Opening on April 7 is Shakespeare's Othello at North Coast Rep for a four-weekend run ending April 30. More about that next time.

Also opening April 7, at 7:30 p.m. is the popular HSU 10 Minute Play Festival, which runs for two weekends in Gist Hall Theatre. It features seven student-written, directed and acted plays with the usual mix (and collision) of comedy and drama, of new takes on universal themes and up-to-the-second topical treatments. This year there's a comedy about a guy addicted to milkshakes from Toni's in Arcata. I've written more about the festival on HSU's dime at HSUstage.blogspot.com.
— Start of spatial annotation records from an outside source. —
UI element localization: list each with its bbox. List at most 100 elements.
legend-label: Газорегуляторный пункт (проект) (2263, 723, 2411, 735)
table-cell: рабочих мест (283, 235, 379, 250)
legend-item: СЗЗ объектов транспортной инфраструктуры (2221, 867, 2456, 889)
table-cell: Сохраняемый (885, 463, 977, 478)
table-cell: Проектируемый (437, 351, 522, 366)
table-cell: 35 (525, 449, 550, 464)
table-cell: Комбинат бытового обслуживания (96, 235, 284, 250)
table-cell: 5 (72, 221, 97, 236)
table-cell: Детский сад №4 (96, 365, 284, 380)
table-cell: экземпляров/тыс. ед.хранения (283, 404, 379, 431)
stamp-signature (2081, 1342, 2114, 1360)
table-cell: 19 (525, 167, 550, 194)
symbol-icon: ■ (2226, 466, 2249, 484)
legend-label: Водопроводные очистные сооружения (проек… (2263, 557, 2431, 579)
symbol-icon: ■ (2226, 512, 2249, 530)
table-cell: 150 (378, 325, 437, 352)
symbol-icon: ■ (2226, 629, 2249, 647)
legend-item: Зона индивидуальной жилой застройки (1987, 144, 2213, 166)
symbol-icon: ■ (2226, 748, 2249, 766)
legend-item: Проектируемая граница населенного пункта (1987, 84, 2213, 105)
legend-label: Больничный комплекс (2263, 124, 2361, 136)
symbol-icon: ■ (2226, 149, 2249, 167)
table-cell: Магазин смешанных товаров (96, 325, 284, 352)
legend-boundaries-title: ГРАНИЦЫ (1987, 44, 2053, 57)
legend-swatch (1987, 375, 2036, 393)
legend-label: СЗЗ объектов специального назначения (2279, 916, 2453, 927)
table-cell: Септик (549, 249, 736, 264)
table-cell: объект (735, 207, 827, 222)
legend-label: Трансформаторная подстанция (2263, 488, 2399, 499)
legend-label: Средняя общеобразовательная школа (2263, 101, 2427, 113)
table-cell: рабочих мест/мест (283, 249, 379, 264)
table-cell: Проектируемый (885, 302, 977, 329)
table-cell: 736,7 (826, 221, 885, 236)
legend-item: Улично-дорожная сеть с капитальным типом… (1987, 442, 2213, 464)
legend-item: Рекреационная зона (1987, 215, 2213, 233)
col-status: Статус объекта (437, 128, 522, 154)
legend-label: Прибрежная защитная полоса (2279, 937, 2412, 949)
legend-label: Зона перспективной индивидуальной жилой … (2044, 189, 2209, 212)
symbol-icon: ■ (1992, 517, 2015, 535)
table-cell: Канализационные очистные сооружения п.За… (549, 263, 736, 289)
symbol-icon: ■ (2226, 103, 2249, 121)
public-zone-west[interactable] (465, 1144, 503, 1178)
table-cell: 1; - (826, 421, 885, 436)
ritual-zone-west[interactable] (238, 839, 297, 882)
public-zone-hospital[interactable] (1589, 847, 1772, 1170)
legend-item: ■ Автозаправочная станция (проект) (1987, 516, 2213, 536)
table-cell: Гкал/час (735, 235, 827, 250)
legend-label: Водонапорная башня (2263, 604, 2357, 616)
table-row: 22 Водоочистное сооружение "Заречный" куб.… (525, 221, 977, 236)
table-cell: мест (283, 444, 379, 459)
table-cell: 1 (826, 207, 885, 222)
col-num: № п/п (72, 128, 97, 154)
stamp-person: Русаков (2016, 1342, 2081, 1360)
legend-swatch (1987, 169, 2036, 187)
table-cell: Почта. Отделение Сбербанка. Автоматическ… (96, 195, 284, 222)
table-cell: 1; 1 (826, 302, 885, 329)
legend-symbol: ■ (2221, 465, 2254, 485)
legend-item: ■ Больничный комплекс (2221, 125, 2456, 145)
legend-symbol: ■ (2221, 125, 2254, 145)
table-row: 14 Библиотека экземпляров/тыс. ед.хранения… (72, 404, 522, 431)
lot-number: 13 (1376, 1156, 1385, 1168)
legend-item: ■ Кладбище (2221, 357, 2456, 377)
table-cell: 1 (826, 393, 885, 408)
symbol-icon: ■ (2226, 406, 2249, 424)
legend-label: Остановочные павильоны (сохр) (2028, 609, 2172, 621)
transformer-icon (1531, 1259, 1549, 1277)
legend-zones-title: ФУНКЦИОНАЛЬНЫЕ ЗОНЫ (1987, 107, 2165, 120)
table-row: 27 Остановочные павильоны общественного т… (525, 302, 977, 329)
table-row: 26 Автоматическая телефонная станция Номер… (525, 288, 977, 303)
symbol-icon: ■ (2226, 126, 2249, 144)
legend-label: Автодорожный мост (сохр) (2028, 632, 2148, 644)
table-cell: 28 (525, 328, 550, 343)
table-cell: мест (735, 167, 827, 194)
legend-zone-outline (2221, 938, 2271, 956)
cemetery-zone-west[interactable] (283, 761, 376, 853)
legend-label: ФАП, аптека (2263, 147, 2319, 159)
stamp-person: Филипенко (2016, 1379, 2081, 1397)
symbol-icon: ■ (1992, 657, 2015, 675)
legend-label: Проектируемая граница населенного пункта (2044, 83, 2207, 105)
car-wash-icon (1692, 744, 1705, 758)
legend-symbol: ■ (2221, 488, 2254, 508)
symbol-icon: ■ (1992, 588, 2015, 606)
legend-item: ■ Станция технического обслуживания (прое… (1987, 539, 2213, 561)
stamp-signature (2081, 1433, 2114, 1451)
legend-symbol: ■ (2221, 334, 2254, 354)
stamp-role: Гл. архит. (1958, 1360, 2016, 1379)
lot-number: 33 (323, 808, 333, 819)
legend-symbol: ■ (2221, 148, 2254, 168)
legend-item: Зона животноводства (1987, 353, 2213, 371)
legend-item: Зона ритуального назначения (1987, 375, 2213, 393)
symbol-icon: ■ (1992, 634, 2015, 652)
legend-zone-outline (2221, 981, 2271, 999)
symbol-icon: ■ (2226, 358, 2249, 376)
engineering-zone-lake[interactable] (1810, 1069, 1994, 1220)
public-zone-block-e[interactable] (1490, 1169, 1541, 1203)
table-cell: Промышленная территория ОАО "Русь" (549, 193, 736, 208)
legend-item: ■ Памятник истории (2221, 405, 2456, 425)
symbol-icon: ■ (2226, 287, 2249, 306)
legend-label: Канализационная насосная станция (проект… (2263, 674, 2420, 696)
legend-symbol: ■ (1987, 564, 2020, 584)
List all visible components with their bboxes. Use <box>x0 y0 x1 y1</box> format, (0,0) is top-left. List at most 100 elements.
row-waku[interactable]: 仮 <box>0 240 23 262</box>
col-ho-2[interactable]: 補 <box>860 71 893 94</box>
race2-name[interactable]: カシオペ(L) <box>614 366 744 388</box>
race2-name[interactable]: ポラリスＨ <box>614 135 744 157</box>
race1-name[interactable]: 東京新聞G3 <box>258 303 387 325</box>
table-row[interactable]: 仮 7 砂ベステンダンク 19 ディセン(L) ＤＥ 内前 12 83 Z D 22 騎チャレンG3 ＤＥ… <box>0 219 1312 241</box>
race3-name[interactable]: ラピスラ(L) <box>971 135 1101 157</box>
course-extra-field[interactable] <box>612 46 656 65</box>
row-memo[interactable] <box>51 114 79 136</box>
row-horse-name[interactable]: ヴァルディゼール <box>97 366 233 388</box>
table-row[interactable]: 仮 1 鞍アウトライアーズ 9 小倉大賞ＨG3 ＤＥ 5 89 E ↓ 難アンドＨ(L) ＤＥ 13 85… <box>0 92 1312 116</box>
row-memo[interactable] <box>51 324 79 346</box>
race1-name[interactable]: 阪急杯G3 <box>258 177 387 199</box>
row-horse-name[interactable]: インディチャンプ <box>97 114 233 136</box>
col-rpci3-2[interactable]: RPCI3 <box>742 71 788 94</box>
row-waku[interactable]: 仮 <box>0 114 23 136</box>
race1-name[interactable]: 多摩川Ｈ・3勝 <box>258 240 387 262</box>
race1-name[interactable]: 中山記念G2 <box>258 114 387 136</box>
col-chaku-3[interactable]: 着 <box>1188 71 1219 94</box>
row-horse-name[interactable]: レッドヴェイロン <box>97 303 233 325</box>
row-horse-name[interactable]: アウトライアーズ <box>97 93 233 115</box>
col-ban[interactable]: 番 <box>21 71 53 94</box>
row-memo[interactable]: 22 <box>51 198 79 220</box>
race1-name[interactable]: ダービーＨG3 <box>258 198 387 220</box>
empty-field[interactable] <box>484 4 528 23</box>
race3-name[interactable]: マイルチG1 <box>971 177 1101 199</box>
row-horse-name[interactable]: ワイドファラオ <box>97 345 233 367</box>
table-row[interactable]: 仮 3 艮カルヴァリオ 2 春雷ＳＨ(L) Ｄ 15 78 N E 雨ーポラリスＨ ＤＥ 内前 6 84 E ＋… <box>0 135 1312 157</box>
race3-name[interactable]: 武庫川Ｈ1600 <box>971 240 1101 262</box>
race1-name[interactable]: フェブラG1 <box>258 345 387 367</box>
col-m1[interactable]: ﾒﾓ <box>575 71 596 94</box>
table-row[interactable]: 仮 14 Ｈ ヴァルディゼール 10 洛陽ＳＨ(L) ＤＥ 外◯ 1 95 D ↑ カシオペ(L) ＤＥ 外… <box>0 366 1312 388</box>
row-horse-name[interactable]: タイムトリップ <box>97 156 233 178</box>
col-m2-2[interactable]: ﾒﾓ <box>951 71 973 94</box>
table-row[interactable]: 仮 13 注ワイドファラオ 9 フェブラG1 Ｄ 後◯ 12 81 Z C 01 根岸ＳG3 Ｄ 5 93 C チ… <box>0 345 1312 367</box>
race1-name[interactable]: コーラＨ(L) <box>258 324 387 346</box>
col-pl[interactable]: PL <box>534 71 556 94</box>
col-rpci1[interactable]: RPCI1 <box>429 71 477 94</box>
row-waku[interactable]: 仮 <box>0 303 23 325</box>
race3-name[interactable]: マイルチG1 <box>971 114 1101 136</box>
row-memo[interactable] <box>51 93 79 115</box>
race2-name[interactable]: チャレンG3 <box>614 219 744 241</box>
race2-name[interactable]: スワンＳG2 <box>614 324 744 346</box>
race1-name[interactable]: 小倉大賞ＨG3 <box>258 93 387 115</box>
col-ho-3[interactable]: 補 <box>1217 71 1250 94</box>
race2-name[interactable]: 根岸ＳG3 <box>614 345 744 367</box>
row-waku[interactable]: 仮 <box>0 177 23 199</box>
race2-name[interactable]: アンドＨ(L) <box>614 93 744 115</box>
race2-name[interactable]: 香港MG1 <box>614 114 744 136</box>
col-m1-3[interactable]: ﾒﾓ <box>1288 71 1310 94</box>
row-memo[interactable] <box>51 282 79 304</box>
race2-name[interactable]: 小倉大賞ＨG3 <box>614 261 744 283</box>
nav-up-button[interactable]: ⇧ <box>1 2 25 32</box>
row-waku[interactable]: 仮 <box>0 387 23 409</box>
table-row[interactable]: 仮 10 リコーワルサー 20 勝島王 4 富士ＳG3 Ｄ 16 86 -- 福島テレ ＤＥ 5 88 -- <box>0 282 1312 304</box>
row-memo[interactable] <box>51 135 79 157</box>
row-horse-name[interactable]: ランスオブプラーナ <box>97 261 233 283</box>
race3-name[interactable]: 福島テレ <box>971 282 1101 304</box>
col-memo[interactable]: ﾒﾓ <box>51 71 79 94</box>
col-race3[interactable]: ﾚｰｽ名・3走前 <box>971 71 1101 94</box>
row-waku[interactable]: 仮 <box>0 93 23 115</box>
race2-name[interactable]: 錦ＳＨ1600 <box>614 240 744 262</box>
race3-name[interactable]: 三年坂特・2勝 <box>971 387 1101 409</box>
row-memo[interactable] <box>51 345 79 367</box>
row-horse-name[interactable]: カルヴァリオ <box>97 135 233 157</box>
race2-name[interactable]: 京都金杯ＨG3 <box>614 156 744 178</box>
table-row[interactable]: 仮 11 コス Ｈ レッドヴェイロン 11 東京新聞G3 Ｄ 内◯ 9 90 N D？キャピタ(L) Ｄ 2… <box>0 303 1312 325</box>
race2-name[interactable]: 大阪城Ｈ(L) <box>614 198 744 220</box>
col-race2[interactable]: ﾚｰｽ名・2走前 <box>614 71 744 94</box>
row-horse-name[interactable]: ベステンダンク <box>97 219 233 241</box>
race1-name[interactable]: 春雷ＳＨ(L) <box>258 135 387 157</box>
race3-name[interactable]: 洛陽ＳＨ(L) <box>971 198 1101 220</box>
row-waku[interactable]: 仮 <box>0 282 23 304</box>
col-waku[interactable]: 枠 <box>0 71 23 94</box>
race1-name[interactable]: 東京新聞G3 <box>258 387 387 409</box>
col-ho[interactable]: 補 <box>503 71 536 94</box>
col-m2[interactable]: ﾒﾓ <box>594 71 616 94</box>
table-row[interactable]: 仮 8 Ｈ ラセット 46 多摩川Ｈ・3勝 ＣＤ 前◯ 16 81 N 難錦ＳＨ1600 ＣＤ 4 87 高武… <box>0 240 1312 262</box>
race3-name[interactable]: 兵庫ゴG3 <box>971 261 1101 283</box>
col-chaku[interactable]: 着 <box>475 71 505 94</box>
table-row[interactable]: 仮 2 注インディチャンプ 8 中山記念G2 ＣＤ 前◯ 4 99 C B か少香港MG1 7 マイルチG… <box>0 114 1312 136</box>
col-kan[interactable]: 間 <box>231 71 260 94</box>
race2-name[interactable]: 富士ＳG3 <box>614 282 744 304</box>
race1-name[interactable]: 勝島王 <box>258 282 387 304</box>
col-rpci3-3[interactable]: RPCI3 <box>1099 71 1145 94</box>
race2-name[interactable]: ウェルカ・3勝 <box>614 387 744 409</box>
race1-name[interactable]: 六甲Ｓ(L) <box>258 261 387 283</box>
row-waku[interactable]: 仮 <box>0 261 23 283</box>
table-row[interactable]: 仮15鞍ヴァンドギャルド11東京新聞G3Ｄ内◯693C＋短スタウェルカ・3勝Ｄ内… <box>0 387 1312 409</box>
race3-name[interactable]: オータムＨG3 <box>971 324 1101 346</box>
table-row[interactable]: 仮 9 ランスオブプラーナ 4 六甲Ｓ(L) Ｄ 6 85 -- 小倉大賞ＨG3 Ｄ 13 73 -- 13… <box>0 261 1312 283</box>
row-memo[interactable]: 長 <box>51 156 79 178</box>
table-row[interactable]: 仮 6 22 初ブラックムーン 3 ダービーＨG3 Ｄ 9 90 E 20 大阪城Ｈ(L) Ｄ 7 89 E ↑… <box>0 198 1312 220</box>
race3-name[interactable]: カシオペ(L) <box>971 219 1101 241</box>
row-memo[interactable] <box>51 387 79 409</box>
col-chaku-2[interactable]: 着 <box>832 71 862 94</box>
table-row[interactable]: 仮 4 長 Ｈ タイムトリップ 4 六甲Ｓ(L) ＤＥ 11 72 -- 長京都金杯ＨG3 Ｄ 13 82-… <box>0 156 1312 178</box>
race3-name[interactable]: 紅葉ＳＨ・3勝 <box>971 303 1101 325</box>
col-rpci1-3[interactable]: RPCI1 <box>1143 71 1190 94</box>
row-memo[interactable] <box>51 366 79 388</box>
Mad Dog and Big Guy Are: "In the Box" opens a three-night run at Dell'Arte's Carlo Theatre on April 7. Two Dell'Arte grads are the Under the Table clowns who enter the stage and do their best to leave, despite obstacles. Showtime Thursday though Saturday is 8 p.m.

South Pacific opens April 8 at Ferndale Rep for a four-weekend run closing May 1. South Pacific is a big, colorful musical -- its most recent (and award-winning) New York revival boasted a cast of 40. It's probably unique for being a Pulitzer Prize-winning musical play based on a Pulitzer Prize-winning novel (by James Michener), and its Rodgers and Hammerstein songs quickly became standards in the 1950s. Its World War II story about U.S. armed forces personnel (especially lots of sailors) and the natives of a South Pacific island won praise for confronting racial issues, but in more recent years there have been complaints about racial and gender stereotypes. So navigating through all of that while preserving its romance and high spirits should be an interesting creative challenge.